Le constat est clair : ça va secouer très fort. Avec la crise énergétique qui vient porter un coup supplémentaire à un secteur déjà fragilisé par des crises à répétition depuis 4 ans, le retail va mal et cherche des solutions. Pour réduire la facture d’énergie, bien sûr, mais aussi pour pérenniser les réseaux sur fond d’inflation et d’une demande de plus en plus morose.
Les chiffres parlent d’eux-mêmes. Avec la flambée des prix de l’énergie, les factures d’électricité et de gaz vont être multipliées par 3 dès 2023 par rapport à 2002, et par 5 par rapport à 2021, voire plus. Les prix étant en général, négociés pour 3 ans pour les professionnels, la filière alimentaire et de produits de grande consommation estime que les hausses de contrat, en fonction des dates de négociations, s’étaleront entre + 50 % et + 800 % ! Même constat du côté du CdCF qui tire la sonnette d’alarme sur les augmentations intervenues dans les récents contrats de fournitures d’énergie où l’on assiste à une multiplication allant jusqu’à 4 fois des factures. Et les prévisions à venir sur les prix sont très alarmistes puisque des coefficients fois 5, voire fois 15, sont déjà proposés par les fournisseurs d’énergie. D’ailleurs, certains acteurs ne se voient même plus proposer de contrat… Même le gouvernement a prévenu : “Les prix sur les marchés du gaz et de l’électricité pour des livraisons en 2023 sont toujours à des prix près de 10 fois supérieurs à ceux de 2020”.

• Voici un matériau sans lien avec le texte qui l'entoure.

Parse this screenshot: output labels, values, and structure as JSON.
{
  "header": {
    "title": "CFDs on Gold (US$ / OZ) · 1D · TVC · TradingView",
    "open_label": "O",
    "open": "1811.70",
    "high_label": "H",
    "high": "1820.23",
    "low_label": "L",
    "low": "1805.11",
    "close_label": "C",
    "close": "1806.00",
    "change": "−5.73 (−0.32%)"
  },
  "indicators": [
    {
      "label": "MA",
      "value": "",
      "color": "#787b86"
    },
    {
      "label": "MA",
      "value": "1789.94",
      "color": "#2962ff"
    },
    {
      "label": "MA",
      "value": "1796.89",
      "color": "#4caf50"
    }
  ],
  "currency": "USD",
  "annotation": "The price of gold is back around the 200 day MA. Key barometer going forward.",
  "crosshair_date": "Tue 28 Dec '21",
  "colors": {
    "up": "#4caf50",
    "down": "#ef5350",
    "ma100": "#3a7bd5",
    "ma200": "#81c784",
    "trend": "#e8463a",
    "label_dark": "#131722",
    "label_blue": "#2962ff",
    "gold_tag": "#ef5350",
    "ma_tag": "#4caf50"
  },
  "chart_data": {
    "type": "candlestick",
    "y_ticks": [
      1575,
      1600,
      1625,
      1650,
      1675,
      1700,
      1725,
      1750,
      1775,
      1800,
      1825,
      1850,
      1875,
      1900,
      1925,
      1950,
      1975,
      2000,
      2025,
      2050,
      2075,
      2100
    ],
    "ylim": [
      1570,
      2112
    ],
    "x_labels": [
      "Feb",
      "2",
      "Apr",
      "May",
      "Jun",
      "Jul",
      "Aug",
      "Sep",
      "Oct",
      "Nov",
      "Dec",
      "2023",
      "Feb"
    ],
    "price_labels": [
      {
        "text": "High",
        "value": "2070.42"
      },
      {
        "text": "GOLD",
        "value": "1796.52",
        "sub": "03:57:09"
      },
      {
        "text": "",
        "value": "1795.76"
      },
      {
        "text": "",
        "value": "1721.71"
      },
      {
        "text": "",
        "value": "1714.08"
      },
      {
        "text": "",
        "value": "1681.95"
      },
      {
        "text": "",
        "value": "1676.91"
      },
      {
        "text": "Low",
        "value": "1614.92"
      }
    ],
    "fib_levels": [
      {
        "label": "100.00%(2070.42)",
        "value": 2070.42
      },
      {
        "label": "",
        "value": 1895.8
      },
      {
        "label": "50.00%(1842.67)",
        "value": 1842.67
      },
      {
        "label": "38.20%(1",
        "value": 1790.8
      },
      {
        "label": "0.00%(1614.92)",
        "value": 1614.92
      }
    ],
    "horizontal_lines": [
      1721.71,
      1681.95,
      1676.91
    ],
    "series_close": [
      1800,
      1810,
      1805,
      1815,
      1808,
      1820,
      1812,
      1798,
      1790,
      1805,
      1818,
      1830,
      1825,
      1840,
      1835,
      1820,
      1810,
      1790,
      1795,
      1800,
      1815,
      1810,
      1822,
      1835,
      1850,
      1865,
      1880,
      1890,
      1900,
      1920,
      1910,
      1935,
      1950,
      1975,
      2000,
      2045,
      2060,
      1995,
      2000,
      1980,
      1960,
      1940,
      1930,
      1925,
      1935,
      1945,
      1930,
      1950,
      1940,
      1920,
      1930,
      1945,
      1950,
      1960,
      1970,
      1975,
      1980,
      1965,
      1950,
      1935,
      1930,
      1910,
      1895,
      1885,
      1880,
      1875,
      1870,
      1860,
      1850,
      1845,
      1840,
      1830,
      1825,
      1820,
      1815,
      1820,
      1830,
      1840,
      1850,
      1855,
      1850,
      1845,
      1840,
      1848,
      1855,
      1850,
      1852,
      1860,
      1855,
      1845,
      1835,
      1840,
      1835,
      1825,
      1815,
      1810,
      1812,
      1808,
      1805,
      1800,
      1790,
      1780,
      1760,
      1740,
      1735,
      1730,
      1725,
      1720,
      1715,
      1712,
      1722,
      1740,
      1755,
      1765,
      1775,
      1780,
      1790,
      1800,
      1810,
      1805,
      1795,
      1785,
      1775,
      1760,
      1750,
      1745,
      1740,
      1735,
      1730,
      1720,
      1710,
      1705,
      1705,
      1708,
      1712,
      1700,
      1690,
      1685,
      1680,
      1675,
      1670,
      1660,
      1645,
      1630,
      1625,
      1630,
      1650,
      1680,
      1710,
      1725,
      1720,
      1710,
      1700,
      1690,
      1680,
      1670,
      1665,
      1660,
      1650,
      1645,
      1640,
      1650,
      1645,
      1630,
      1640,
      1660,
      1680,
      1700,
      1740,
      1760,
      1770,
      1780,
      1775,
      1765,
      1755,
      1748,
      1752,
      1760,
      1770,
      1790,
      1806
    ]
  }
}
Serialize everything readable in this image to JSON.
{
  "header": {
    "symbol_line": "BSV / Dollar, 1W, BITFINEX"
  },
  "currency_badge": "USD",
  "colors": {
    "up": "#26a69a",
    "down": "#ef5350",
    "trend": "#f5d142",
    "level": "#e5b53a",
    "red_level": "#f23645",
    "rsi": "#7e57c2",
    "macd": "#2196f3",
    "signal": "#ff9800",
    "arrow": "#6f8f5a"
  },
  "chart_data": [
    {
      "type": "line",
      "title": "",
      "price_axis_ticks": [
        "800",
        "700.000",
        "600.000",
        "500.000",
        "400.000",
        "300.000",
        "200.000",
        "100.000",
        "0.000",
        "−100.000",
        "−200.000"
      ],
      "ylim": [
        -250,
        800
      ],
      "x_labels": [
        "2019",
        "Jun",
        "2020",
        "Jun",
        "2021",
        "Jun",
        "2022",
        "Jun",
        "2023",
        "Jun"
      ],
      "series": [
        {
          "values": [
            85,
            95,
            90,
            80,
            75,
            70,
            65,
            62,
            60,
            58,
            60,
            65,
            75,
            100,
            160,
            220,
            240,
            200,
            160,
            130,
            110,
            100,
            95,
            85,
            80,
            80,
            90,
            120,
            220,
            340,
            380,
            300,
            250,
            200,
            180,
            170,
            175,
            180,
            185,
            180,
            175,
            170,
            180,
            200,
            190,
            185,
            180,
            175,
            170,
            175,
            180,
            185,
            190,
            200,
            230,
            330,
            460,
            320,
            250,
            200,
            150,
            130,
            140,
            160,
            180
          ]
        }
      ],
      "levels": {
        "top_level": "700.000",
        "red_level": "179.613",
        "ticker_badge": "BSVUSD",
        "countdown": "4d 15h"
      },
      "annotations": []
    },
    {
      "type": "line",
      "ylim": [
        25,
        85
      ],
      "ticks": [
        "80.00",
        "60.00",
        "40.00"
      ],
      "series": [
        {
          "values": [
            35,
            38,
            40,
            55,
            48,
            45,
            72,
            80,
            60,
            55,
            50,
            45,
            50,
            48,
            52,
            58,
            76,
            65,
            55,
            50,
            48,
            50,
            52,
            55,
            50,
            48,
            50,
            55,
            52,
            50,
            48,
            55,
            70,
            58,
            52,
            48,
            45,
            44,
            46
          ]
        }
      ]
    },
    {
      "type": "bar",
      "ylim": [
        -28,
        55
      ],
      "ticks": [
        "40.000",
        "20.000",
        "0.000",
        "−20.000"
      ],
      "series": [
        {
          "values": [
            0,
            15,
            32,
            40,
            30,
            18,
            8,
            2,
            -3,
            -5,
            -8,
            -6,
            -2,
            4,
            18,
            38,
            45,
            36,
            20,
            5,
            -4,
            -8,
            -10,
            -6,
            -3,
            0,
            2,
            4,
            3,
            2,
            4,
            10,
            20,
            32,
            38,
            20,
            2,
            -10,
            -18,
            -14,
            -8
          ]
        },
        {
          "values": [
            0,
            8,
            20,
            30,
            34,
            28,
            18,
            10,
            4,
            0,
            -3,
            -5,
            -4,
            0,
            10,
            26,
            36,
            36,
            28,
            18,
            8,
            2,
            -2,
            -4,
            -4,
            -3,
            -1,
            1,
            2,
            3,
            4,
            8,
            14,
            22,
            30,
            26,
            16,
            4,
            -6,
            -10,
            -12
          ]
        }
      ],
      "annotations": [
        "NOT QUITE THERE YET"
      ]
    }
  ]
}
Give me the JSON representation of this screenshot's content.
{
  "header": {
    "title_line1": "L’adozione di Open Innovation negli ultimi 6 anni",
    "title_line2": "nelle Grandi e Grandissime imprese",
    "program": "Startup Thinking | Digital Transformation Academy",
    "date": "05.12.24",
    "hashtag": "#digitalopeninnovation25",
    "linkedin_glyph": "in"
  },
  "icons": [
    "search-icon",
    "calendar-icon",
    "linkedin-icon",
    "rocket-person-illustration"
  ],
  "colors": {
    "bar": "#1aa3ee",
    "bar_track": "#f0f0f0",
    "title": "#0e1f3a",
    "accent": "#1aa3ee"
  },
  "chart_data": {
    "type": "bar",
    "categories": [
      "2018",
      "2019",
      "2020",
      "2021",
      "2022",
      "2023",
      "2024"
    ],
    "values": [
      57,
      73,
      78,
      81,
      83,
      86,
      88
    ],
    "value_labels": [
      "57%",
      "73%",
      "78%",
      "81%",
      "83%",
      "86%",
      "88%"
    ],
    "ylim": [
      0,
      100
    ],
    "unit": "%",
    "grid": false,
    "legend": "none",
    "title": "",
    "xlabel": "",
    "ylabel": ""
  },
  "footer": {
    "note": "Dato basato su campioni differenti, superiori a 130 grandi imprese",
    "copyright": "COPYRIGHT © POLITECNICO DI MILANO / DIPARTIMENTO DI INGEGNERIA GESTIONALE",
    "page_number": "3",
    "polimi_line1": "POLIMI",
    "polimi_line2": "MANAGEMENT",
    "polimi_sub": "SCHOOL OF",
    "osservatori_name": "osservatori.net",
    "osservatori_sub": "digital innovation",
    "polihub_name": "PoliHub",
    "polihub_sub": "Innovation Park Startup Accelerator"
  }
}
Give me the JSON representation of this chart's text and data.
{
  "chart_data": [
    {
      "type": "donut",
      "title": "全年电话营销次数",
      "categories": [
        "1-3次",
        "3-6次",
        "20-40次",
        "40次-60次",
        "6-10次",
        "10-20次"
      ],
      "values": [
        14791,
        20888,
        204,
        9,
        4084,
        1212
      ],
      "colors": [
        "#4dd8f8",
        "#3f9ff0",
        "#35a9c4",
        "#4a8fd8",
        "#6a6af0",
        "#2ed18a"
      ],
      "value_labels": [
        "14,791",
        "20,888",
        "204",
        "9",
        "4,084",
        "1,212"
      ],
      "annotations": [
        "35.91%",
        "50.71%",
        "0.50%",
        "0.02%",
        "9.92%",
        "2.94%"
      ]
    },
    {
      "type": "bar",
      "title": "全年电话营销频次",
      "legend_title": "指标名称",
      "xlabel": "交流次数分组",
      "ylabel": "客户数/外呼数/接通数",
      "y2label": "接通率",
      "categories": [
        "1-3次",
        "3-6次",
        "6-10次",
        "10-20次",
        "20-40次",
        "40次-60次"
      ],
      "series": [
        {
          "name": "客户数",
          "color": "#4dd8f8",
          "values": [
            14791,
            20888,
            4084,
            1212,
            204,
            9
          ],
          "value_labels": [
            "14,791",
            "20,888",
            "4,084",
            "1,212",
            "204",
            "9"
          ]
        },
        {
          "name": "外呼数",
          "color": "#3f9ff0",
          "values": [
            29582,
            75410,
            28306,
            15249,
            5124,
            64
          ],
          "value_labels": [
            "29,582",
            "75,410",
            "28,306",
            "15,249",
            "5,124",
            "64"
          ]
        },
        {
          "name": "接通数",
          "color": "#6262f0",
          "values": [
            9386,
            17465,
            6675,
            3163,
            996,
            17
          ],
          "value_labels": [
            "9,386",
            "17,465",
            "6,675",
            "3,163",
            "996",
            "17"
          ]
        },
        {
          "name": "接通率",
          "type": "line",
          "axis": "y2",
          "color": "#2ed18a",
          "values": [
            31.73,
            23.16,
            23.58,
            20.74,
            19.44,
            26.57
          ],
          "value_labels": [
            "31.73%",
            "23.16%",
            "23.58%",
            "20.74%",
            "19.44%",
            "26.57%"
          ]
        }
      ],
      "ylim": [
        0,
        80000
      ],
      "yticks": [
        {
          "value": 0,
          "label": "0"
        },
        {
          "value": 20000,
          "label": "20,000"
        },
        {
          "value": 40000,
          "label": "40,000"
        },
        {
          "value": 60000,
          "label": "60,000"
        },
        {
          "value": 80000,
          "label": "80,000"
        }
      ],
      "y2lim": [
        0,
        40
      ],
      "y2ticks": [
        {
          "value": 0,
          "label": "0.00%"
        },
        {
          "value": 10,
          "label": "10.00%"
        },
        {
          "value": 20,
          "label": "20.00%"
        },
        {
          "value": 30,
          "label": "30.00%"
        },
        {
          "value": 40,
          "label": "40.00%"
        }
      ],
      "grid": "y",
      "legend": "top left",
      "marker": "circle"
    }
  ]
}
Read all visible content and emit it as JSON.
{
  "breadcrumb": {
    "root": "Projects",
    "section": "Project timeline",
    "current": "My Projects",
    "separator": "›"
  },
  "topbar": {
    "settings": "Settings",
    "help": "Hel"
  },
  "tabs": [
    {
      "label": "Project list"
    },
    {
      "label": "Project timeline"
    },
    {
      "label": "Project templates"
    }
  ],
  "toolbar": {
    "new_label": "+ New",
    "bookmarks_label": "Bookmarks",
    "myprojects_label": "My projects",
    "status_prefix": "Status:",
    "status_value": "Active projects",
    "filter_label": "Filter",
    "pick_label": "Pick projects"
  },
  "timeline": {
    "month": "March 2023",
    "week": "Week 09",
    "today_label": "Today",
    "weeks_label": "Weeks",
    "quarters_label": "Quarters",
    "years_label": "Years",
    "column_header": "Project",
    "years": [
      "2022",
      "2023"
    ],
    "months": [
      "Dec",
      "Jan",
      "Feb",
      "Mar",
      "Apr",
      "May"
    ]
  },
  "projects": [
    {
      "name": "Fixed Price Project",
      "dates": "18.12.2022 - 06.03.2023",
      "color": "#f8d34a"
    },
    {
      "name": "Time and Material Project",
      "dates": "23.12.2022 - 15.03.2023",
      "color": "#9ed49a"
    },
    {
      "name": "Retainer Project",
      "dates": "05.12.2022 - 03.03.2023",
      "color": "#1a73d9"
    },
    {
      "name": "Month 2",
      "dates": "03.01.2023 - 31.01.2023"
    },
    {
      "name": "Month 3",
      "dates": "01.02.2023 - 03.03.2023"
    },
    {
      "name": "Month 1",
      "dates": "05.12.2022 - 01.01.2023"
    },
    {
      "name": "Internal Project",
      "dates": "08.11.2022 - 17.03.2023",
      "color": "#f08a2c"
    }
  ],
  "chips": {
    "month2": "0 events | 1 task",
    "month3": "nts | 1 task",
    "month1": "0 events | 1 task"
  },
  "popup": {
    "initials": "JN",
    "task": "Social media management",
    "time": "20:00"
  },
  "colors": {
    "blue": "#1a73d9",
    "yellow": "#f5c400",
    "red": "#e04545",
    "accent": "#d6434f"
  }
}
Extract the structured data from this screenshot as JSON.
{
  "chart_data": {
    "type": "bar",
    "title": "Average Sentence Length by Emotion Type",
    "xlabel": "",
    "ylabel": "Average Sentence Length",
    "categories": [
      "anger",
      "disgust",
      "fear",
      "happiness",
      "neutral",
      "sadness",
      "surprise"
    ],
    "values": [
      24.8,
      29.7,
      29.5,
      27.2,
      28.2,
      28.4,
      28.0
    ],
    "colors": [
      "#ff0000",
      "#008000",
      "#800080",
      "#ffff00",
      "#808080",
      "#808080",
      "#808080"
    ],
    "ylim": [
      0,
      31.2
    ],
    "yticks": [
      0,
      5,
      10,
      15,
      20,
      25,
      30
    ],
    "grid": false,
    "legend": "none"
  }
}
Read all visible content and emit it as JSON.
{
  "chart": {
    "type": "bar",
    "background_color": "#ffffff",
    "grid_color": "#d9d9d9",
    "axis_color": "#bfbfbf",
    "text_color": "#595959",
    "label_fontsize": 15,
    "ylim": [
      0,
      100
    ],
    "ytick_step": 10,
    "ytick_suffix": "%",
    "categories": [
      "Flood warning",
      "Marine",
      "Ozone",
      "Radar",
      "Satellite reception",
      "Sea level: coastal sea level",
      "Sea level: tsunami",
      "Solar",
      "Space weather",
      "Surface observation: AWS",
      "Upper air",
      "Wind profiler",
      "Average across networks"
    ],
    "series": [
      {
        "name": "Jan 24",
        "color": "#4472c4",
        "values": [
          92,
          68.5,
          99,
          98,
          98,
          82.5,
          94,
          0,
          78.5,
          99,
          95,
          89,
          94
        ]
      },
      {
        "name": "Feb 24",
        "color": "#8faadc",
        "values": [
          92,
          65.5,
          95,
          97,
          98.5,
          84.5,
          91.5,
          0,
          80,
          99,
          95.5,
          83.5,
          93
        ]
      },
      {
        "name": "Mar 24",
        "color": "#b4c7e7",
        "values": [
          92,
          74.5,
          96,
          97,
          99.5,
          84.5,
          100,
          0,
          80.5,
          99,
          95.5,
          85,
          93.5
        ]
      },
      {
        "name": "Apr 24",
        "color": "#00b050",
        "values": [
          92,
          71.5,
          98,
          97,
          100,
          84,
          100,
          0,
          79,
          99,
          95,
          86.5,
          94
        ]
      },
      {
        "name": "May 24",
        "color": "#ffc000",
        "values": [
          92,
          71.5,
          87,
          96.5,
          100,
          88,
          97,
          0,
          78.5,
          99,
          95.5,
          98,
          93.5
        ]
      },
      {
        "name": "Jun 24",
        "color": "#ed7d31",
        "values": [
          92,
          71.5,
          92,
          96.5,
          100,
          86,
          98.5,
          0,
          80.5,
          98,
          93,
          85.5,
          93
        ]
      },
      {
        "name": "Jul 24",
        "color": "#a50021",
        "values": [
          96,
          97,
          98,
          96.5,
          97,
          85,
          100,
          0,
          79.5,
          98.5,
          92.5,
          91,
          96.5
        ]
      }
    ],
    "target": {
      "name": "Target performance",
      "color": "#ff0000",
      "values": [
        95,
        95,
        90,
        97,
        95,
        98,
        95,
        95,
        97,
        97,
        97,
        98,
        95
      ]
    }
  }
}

Bien sûr, des aides de l’État ont été mises en place, mais le mécanisme d’amortissement des coûts de l’électricité ne suffit pas et ne couvre que 10 % à 20 % de la hausse des factures, mettant les entreprises en grand danger. Les coûts d’exploitation augmentent. Les inquiétudes sur l’évolution de la demande sont multiples. Et très peu d’enseignes sont en mesure de transférer dans le prix de vente consommateur, la totalité des augmentations de leurs coûts. De ce fait, l’écrasement des marges et des résultats est inéluctable. Si, globalement, un distributeur réalise deux ou trois points de résultat, quand le prix de l’énergie double ou triple, cela mange entre un tiers et la moitié de ce résultat. Le tout dans un contexte où beaucoup d’entreprises étaient déjà sous tension avant même d’aborder ce dernier trimestre où elles jouent leur résultat annuel.
De fait, les mises en recouvrement s’accélèrent, par les foncières et, depuis la fin de l’été, via l’Urssaf. La franchise devrait être impactée à courte échéance. Certaines enseignes estiment qu’un quart de leurs franchisés risquent de ne pas passer l’année 2023. Globalement, les importants besoins de restructuration dans certains secteurs offriront des opportunités d’alliances et de rachats pour ceux qui sont en meilleure santé. Les phénomènes de consolidation vont donc probablement s’intensifier.
Évidemment, beaucoup d’entreprises n’ont pas attendu la crise pour mettre en place des solutions d’efficacité énergétique. Mais si le contexte réglementaire avait déjà poussé les acteurs dans une dynamique d’efficacité énergétique sur le long terme (-40 % en 2030 vs une année de référence à définir), c’est bien le contexte de crise actuel qui a changé la donne. Le gouvernement a appelé à réduire de 10 % la consommation d’énergie dans un délai beaucoup plus court, 2 ans maximum. Ainsi, depuis cet été, sous l’impulsion de Perifem, les distributeurs ont commencé à mettre en place une série de mesures de sobriété énergétique jusque-là inédites. La démarche inscrite dans le long terme a donc rencontré une crispation soudaine où il faut, déjà, réduire drastiquement sa consommation. On ne parle plus d’efficacité énergétique mais de sobriété avec, à la clé, de nouveaux business models à inventer susceptibles de fonctionner avec un coût de l’énergie durablement plus élevé. Mais ce que demande, surtout, la sobriété énergétique, c’est de changer de comportement, de changer la façon d’utiliser de l’énergie, pour en utiliser structurellement moins. L’énergie la moins chère est celle que l’on ne consomme pas.